Our troubling new NYPD chief

Bill Bratton, the great enactor of broken-windows policing, returns as top cop. What does this mean for reform?

Published December 5, 2013 5:30PM (EST)

 Bill Bratton      (Wikimedia/Dan Leveille)
Bill Bratton (Wikimedia/Dan Leveille)

For a New York mayor-elect who ran on a central mandate of police reform, the choice of Bill Bratton as new (and returning) NYPD commissioner is a potentially troubling one.

Bratton served as top cop under Mayor Rudy Giuliani between 1994 and 1996 and admittedly has a stellar record of lowering crime rates. But, of course, the hows of crime reduction are all important.
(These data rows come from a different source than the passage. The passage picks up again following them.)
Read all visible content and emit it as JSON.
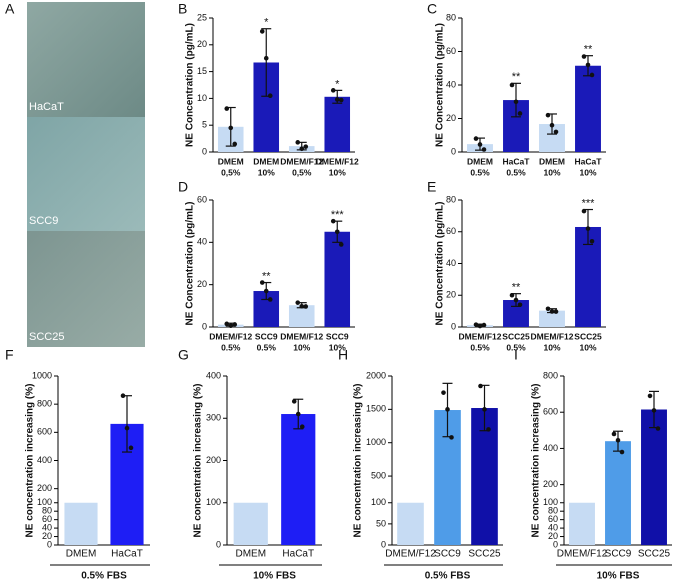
{
  "panel_a": {
    "label": "A",
    "images": [
      "HaCaT",
      "SCC9",
      "SCC25"
    ]
  },
  "chart_data": [
    {
      "type": "bar",
      "panel": "B",
      "ylabel": "NE Concentration (pg/mL)",
      "ylim": [
        0,
        25
      ],
      "yticks": [
        0,
        5,
        10,
        15,
        20,
        25
      ],
      "categories": [
        [
          "DMEM",
          "0,5%"
        ],
        [
          "DMEM",
          "10%"
        ],
        [
          "DMEM/F12",
          "0,5%"
        ],
        [
          "DMEM/F12",
          "10%"
        ]
      ],
      "values": [
        4.7,
        16.7,
        1.1,
        10.3
      ],
      "errors": [
        3.6,
        6.3,
        0.7,
        1.2
      ],
      "points": [
        [
          8.1,
          4.5,
          1.5
        ],
        [
          22.5,
          17.5,
          10.5
        ],
        [
          1.8,
          0.6,
          1.0
        ],
        [
          11.5,
          9.8,
          9.7
        ]
      ],
      "annotations": [
        null,
        "*",
        null,
        "*"
      ],
      "colors": [
        "#c6dbf3",
        "#1a1ab8",
        "#c6dbf3",
        "#1a1ab8"
      ]
    },
    {
      "type": "bar",
      "panel": "C",
      "ylabel": "NE Concentration (pg/mL)",
      "ylim": [
        0,
        80
      ],
      "yticks": [
        0,
        20,
        40,
        60,
        80
      ],
      "categories": [
        [
          "DMEM",
          "0.5%"
        ],
        [
          "HaCaT",
          "0.5%"
        ],
        [
          "DMEM",
          "10%"
        ],
        [
          "HaCaT",
          "10%"
        ]
      ],
      "values": [
        4.7,
        31,
        16.7,
        51.5
      ],
      "errors": [
        3.6,
        10,
        6,
        6
      ],
      "points": [
        [
          8,
          4.5,
          1.5
        ],
        [
          40,
          30,
          23
        ],
        [
          22,
          16,
          12
        ],
        [
          57,
          52,
          46
        ]
      ],
      "annotations": [
        null,
        "**",
        null,
        "**"
      ],
      "colors": [
        "#c6dbf3",
        "#1a1ab8",
        "#c6dbf3",
        "#1a1ab8"
      ]
    },
    {
      "type": "bar",
      "panel": "D",
      "ylabel": "NE Concentration (pg/mL)",
      "ylim": [
        0,
        60
      ],
      "yticks": [
        0,
        20,
        40,
        60
      ],
      "categories": [
        [
          "DMEM/F12",
          "0.5%"
        ],
        [
          "SCC9",
          "0.5%"
        ],
        [
          "DMEM/F12",
          "10%"
        ],
        [
          "SCC9",
          "10%"
        ]
      ],
      "values": [
        1.1,
        17,
        10.3,
        45
      ],
      "errors": [
        0.7,
        4,
        1.2,
        5
      ],
      "points": [
        [
          1.5,
          0.6,
          1.2
        ],
        [
          21,
          17,
          13
        ],
        [
          11.5,
          9.8,
          9.7
        ],
        [
          50,
          45,
          39
        ]
      ],
      "annotations": [
        null,
        "**",
        null,
        "***"
      ],
      "colors": [
        "#c6dbf3",
        "#1a1ab8",
        "#c6dbf3",
        "#1a1ab8"
      ]
    },
    {
      "type": "bar",
      "panel": "E",
      "ylabel": "NE Concentration (pg/mL)",
      "ylim": [
        0,
        80
      ],
      "yticks": [
        0,
        20,
        40,
        60,
        80
      ],
      "categories": [
        [
          "DMEM/F12",
          "0.5%"
        ],
        [
          "SCC25",
          "0.5%"
        ],
        [
          "DMEM/F12",
          "10%"
        ],
        [
          "SCC25",
          "10%"
        ]
      ],
      "values": [
        1.1,
        17,
        10.3,
        63
      ],
      "errors": [
        0.7,
        4,
        1.2,
        11
      ],
      "points": [
        [
          1.5,
          0.6,
          1.2
        ],
        [
          20,
          17,
          14
        ],
        [
          11.5,
          9.8,
          9.7
        ],
        [
          73,
          62,
          54
        ]
      ],
      "annotations": [
        null,
        "**",
        null,
        "***"
      ],
      "colors": [
        "#c6dbf3",
        "#1a1ab8",
        "#c6dbf3",
        "#1a1ab8"
      ]
    },
    {
      "type": "bar",
      "panel": "F",
      "ylabel": "NE concentration increasing (%)",
      "ylim": [
        0,
        1000
      ],
      "ybreak": 100,
      "yticks": [
        0,
        20,
        40,
        60,
        80,
        100,
        200,
        400,
        600,
        800,
        1000
      ],
      "categories": [
        "DMEM",
        "HaCaT"
      ],
      "values": [
        100,
        660
      ],
      "errors": [
        null,
        200
      ],
      "points": [
        null,
        [
          860,
          630,
          490
        ]
      ],
      "group": "0.5% FBS",
      "colors": [
        "#c6dbf3",
        "#1e1ef5"
      ]
    },
    {
      "type": "bar",
      "panel": "G",
      "ylabel": "NE concentration increasing (%)",
      "ylim": [
        0,
        400
      ],
      "yticks": [
        0,
        100,
        200,
        300,
        400
      ],
      "categories": [
        "DMEM",
        "HaCaT"
      ],
      "values": [
        100,
        310
      ],
      "errors": [
        null,
        35
      ],
      "points": [
        null,
        [
          340,
          310,
          280
        ]
      ],
      "group": "10% FBS",
      "colors": [
        "#c6dbf3",
        "#1e1ef5"
      ]
    },
    {
      "type": "bar",
      "panel": "H",
      "ylabel": "NE concentration increasing (%)",
      "ylim": [
        0,
        2000
      ],
      "ybreak": 100,
      "yticks": [
        0,
        50,
        100,
        500,
        {
          "value": 1000,
          "label": "1000"
        },
        1500,
        2000
      ],
      "categories": [
        "DMEM/F12",
        "SCC9",
        "SCC25"
      ],
      "values": [
        100,
        1490,
        1520
      ],
      "errors": [
        null,
        400,
        340
      ],
      "points": [
        null,
        [
          1750,
          1500,
          1080
        ],
        [
          1850,
          1500,
          1200
        ]
      ],
      "group": "0.5% FBS",
      "colors": [
        "#c6dbf3",
        "#4f9ce8",
        "#1010a8"
      ]
    },
    {
      "type": "bar",
      "panel": "I",
      "ylabel": "NE concentration increasing (%)",
      "ylim": [
        0,
        800
      ],
      "ybreak": 100,
      "yticks": [
        0,
        20,
        40,
        60,
        80,
        100,
        200,
        400,
        600,
        800
      ],
      "categories": [
        "DMEM/F12",
        "SCC9",
        "SCC25"
      ],
      "values": [
        100,
        440,
        615
      ],
      "errors": [
        null,
        55,
        100
      ],
      "points": [
        null,
        [
          480,
          445,
          380
        ],
        [
          690,
          610,
          510
        ]
      ],
      "group": "10% FBS",
      "colors": [
        "#c6dbf3",
        "#4f9ce8",
        "#1010a8"
      ]
    }
  ]
}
After all, Mayor Bloomberg, the great defender of the police department's racist stop-and-frisk practices, boasted reduced crime rates throughout his tenure, including historically low murder rates. But, as has been well documented, a "safer city" for some evolved contemporaneously with the establishment of consistent harassment and unconstitutional abuse by police of New York's black and brown and poor young men. These New Yorkers were not safe from the police -- but that fact doesn't figure in official stats about city safety.

And Bratton's record of crime reduction should not whitewash the troubling policies that he's historically relied on: he was the great embracer of the broken-windows theory of crime control. Broken-windows theory, as first advanced by James Q. Wilson in a 1982 Atlantic Monthly essay, essentially argues that a city must prioritize fighting petty crime to avoid escalations into serious crime. It's the principle that undergirds a policing practices which profile and target individuals for low-level crime -- the umbrella principle of stop-and-frisk. Meanwhile the logical implausibility of a broken-windows theory should glare apparent: Graffitti, abandon cars, subway turnstile-hoppers and low-level drug use do not produce murder and rape. Minor infractions have, however, been proven as useful fodder to fill arrest quotas.
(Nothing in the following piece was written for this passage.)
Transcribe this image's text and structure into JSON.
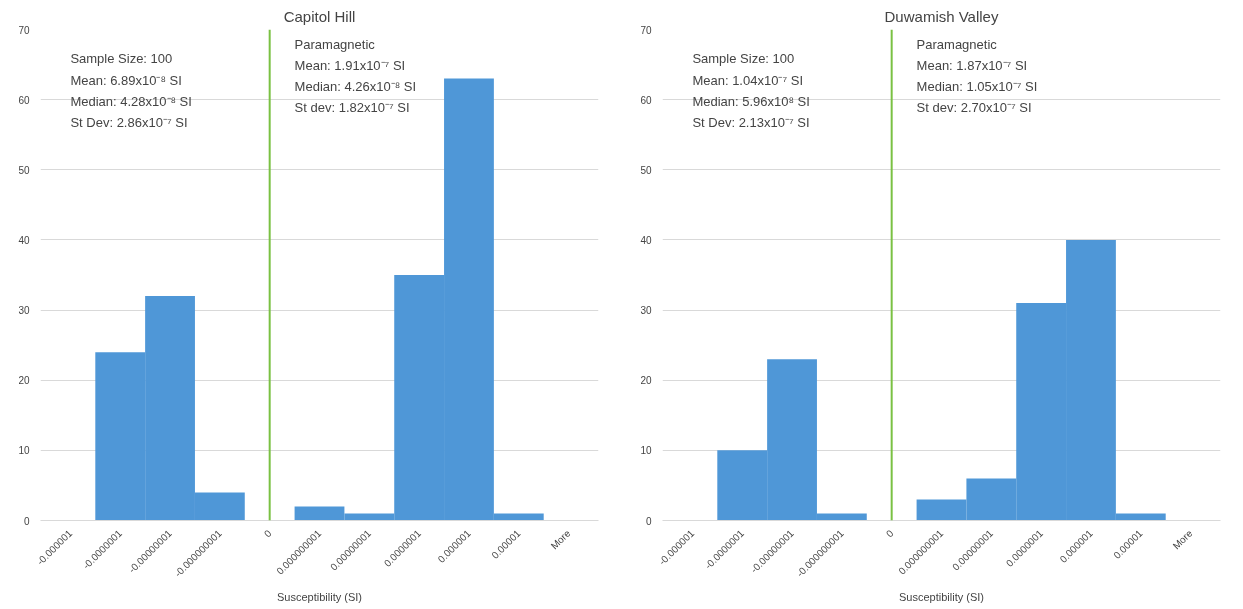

Mayor-elect de Blasio and Bratton have both vowed to rebuild trust in communities rightfully distrustful of NYPD officers. De Blasio expressly stated a desire to bring stop-and-frisk numbers down. Bratton has also said that he wants to see an end to inconsistent policing, in which poor and black a differently policed than the rich and white. As the NYCLU has urged, we must "close the book on the tale of two cities."

In a Harvard Club speech last summer, Bratton isolated inexperienced, untrained officers as the root of the stop-and-frisk problem. And, yes, this is an issue -- as federal judge Shira Scheindlin noted in her recommendations to end NYPD discriminatory policing (before she was booted from overseeing the landmark Floyd case over racial profiling in stop-and-frisks). But (illegal) arrest and ticketing quotas have to go too. As, above all, does the general ideology of policing, which Bratton has historically espoused. Namely, the targeting of low-level offenses, which creates criminals out of the targeted, and targets our of racial minorities and poor people. Preemptive policing, as broken-windows theory advanced, is premised on profiling -- of neighborhoods, groups and people. Preemptive policing though targeting low-level offenses is the hallmark of Bratton's career.
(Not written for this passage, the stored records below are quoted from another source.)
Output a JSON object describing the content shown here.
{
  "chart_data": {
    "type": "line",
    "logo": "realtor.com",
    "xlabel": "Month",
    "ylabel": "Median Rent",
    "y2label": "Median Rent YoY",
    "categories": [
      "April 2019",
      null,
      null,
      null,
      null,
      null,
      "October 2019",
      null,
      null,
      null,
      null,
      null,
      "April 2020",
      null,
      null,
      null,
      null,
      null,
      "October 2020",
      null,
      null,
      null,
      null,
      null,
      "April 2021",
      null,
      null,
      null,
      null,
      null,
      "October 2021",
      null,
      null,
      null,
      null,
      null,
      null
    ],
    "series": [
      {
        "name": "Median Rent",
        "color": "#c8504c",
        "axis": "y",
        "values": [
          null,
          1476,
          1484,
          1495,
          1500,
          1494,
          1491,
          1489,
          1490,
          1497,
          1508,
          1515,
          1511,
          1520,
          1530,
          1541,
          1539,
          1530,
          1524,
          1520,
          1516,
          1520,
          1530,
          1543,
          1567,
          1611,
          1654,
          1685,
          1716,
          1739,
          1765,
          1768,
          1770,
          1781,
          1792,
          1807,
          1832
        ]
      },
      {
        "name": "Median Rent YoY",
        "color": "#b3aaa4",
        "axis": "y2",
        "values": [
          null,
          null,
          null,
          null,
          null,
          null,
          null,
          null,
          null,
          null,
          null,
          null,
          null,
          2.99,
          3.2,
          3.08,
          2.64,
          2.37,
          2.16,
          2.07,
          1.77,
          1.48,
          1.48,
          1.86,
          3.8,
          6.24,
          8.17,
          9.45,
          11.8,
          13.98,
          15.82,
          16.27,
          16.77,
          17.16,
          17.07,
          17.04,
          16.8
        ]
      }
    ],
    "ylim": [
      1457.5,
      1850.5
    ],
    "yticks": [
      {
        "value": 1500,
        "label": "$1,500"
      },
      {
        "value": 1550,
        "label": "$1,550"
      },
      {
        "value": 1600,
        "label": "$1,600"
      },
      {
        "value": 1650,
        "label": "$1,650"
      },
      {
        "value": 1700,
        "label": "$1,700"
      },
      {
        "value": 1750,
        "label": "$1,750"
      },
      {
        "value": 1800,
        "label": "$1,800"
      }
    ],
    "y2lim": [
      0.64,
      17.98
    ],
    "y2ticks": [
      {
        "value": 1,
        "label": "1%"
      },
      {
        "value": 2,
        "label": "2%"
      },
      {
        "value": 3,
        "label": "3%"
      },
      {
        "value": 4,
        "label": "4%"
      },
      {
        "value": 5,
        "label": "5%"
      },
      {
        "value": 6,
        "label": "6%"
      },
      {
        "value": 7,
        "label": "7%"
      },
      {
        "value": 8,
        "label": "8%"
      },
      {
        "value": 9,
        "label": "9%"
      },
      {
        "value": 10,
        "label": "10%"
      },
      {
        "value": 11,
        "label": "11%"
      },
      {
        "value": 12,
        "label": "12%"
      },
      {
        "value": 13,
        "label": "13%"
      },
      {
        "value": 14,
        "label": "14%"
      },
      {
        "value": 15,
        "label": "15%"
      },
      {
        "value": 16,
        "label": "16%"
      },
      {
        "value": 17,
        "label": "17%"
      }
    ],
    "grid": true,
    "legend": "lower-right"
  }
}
Groups like Communities United for Police Reform and the NYCLU have, following deBlasio's announcement Thursday, put out friendly statements urging that Bratton and deBlasio follow through on pledges to end discriminatory policing. I'm not one for hope -- nor reliance on political promises from mayors and police chiefs -- so will urge instead that we New Yorkers continue to fight however we can to end police racism.